There, against a team featuring Lionel Messi, David Villa, Xavi and Andres Iniesta who would go on to win the Champions League at Wembley the following May, Hercules claimed a famous 2-0 victory. “The secret is to be together, to be united,” he says now when asked about how best to topple the giants of the game. “Defend together, attack together. Manchester City is a much more complete team than Barcelona right now, and have very quick players. They can do us a lot of damage if we’re not together, defending well.
How to combat the combined threats of Leroy Sane and Riyad Mahrez, Bernardo Silva and Raheem Sterling? “We know it will be very difficult,” Kiko says. “They are obviously one of best teams in the world at the moment.

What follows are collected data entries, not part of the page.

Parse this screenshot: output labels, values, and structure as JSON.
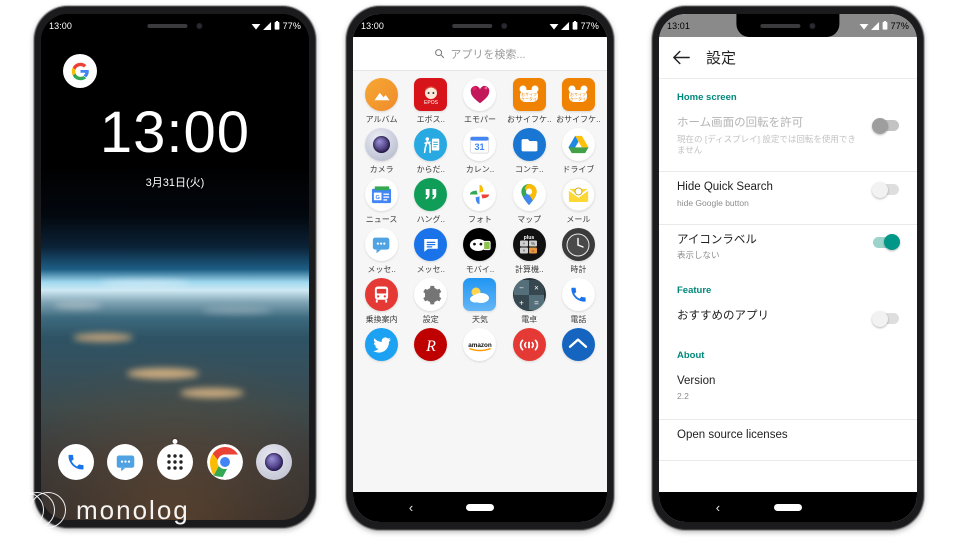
{
  "watermark": {
    "text": "monolog"
  },
  "phone1": {
    "statusbar": {
      "time": "13:00",
      "battery": "77%"
    },
    "lock": {
      "time": "13:00",
      "date": "3月31日(火)"
    },
    "google_badge": "G",
    "dock": [
      {
        "name": "phone-app",
        "label": "電話"
      },
      {
        "name": "messaging-app",
        "label": "メッセージ"
      },
      {
        "name": "app-drawer-button",
        "label": "アプリ一覧"
      },
      {
        "name": "chrome-app",
        "label": "Chrome"
      },
      {
        "name": "camera-app",
        "label": "カメラ"
      }
    ]
  },
  "phone2": {
    "statusbar": {
      "time": "13:00",
      "battery": "77%"
    },
    "search": {
      "placeholder": "アプリを検索...",
      "icon": "search-icon"
    },
    "apps": [
      {
        "label": "アルバム",
        "icon": "album-icon"
      },
      {
        "label": "エボス..",
        "icon": "epos-icon"
      },
      {
        "label": "エモパー",
        "icon": "emopa-icon"
      },
      {
        "label": "おサイフケ..",
        "icon": "osaifu-keitai-icon"
      },
      {
        "label": "おサイフケ..",
        "icon": "osaifu-keitai-2-icon"
      },
      {
        "label": "カメラ",
        "icon": "camera-icon"
      },
      {
        "label": "からだ..",
        "icon": "karada-icon"
      },
      {
        "label": "カレン..",
        "icon": "calendar-icon"
      },
      {
        "label": "コンテ..",
        "icon": "content-manager-icon"
      },
      {
        "label": "ドライブ",
        "icon": "google-drive-icon"
      },
      {
        "label": "ニュース",
        "icon": "google-news-icon"
      },
      {
        "label": "ハング..",
        "icon": "hangouts-icon"
      },
      {
        "label": "フォト",
        "icon": "google-photos-icon"
      },
      {
        "label": "マップ",
        "icon": "google-maps-icon"
      },
      {
        "label": "メール",
        "icon": "mail-icon"
      },
      {
        "label": "メッセ..",
        "icon": "sms-messaging-icon"
      },
      {
        "label": "メッセ..",
        "icon": "google-messages-icon"
      },
      {
        "label": "モバイ..",
        "icon": "mobile-suica-icon"
      },
      {
        "label": "計算機..",
        "icon": "calculator-plus-icon"
      },
      {
        "label": "時計",
        "icon": "clock-icon"
      },
      {
        "label": "乗換案内",
        "icon": "transit-navi-icon"
      },
      {
        "label": "設定",
        "icon": "settings-gear-icon"
      },
      {
        "label": "天気",
        "icon": "weather-icon"
      },
      {
        "label": "電卓",
        "icon": "calculator-icon"
      },
      {
        "label": "電話",
        "icon": "phone-icon"
      }
    ],
    "apps_partial": [
      {
        "icon": "twitter-icon"
      },
      {
        "icon": "rakuten-icon"
      },
      {
        "icon": "amazon-icon",
        "label": "amazon"
      },
      {
        "icon": "radiko-icon"
      },
      {
        "icon": "home-app-icon"
      }
    ],
    "navbar": {
      "back": "‹",
      "home": "home-pill"
    }
  },
  "phone3": {
    "statusbar": {
      "time": "13:01",
      "battery": "77%"
    },
    "appbar": {
      "back_icon": "back-arrow-icon",
      "title": "設定"
    },
    "sections": [
      {
        "header": "Home screen",
        "rows": [
          {
            "title": "ホーム画面の回転を許可",
            "subtitle": "現在の [ディスプレイ] 設定では回転を使用できません",
            "disabled": true,
            "toggle": "off"
          },
          {
            "title": "Hide Quick Search",
            "subtitle": "hide Google button",
            "disabled": false,
            "toggle": "off"
          },
          {
            "title": "アイコンラベル",
            "subtitle": "表示しない",
            "disabled": false,
            "toggle": "on"
          }
        ]
      },
      {
        "header": "Feature",
        "rows": [
          {
            "title": "おすすめのアプリ",
            "subtitle": "",
            "disabled": false,
            "toggle": "off"
          }
        ]
      },
      {
        "header": "About",
        "rows": [
          {
            "title": "Version",
            "subtitle": "2.2",
            "toggle": "none"
          },
          {
            "title": "Open source licenses",
            "subtitle": "",
            "toggle": "none"
          }
        ]
      }
    ],
    "navbar": {
      "back": "‹",
      "home": "home-pill"
    }
  },
  "colors": {
    "accent_teal": "#00897b",
    "toggle_on": "#009688",
    "drawer_bg": "#f6f6f6",
    "statusbar_gray": "#8a8a8a"
  }
}
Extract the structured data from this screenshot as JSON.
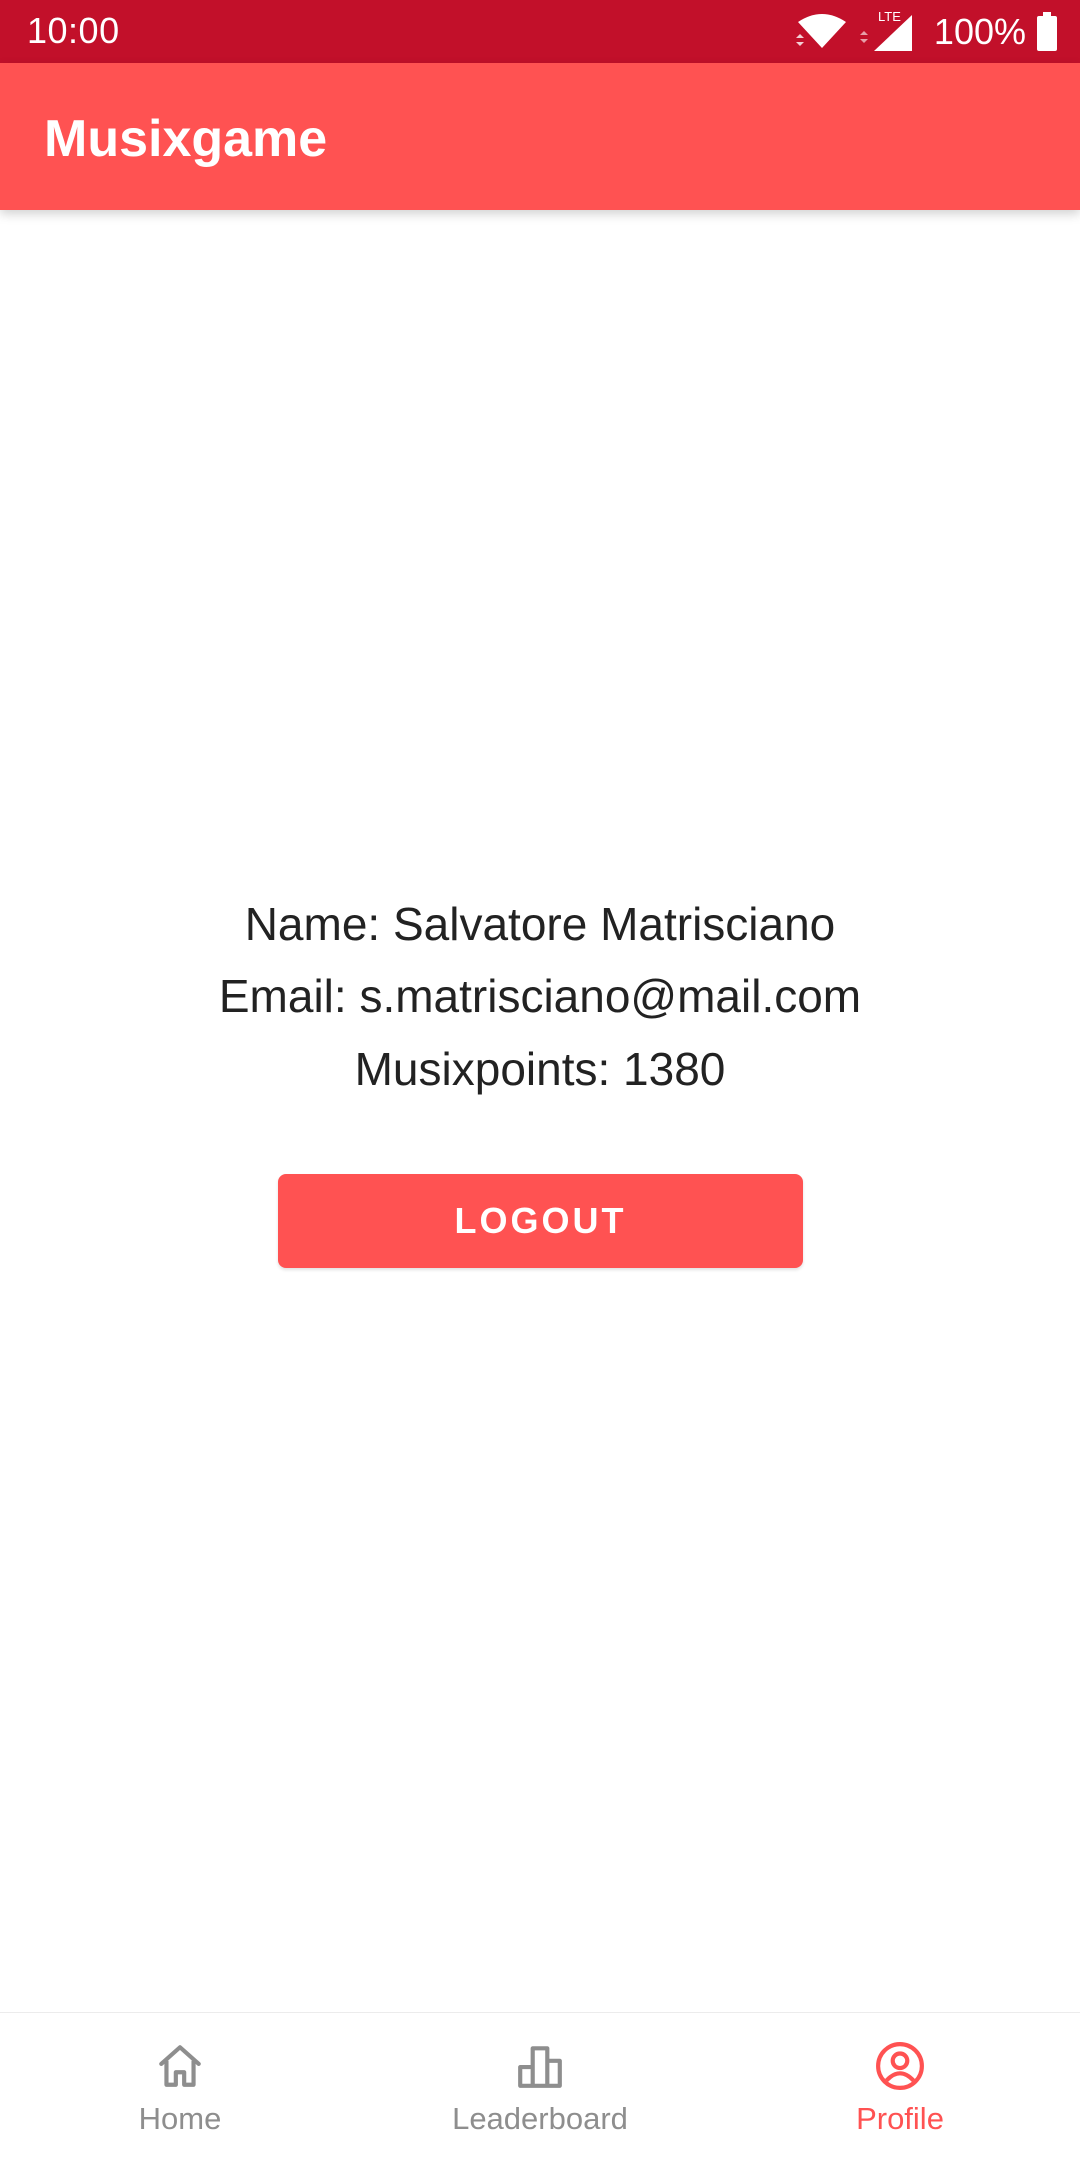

But at the end of the day, it’s one game. Anything can happen. And we have the weapons to beat them. It’s very much possible.”
Of course, he has every reason to feel bullish. Watford have just completed another strong Premier League campaign, with Kiko finally showing the form that convinced both Barcelona and Real Madrid to take him on after leaving Hercules. Neither move worked out, but during his two years in the Barcelona B side, and then 18 months at the Madrid Castilla, he got a taste of what it took to reach the very top.
“I didn’t have much contact with Guardiola, because I wasn’t with the first team most of the time,” he remembers. “But I respected the way he kept very close to his players, the way he builds a relationship with them. He tries to drive into you that you have to play with a calm mentality. He’s always transmitting a good energy. That’s what I remember best about Guardiola.
“But things happen, and you need to find a way out. I went to Real, where I didn’t play as much as I’d hoped. But those moves, those experiences, have made me the strong player I am today, and changed the way I see football. It’s been a huge learning curve for me. I’ve learned from my errors. So I don’t have any regrets.”
Seeking game time, Kiko dropped down to Alcoron in the Second Division, before winning promotion with Alaves in 2016. By now he was playing more frequently at right-back under Mauricio Pellegrino, and in 2017 he reached his first major club final, the Copa del Rey against Barcelona.
“It was an amazing day,” he remembers. “Alaves, like Watford, had a great season. And in the final we were able to stand up to Barcelona. It was 1-1, but then Messi came on and scored to make it 1-2. But we competed. We gave them a game. I want that same mentality with Watford in the final. We shouldn’t feel that we are inferior.”
And so in 2017, the Premier League came calling. Injuries hampered his progress in the first season, but in this campaign, under the careful tutelage of his fellow Spaniard Javi Gracia, he has flourished. He enjoys the faster pace of the Premier League, the more direct style, the way every game is competitive right to the end.
“I’m a completely different player to the one I was when I was playing in Spain,” he admits. “That’s what the Premier League demands. It forces you to adapt. The first season was difficult. This second season, I’m feeling a lot better. I’ve got to know the city, the club, how it functions. I’m a lot more relaxed and comfortable.”
He still misses Spain sometimes, the weather and the paella, but London is beginning to grow on him. “There’s a lot to see,” he says. “There are theatres and cinemas. You can buy anything you want.”
And now, he has a chance to write himself into the pages of English football’s oldest and most cherished fixture. There may still be a few butterflies in the stomach as he waits in the tunnel at Wembley, but he’s used to those now. “As you grow as a player,” he says, “you get used to the nerves of big games, and you have to learn to play with them. To deal with them. With experience, that’s what I’ve done.”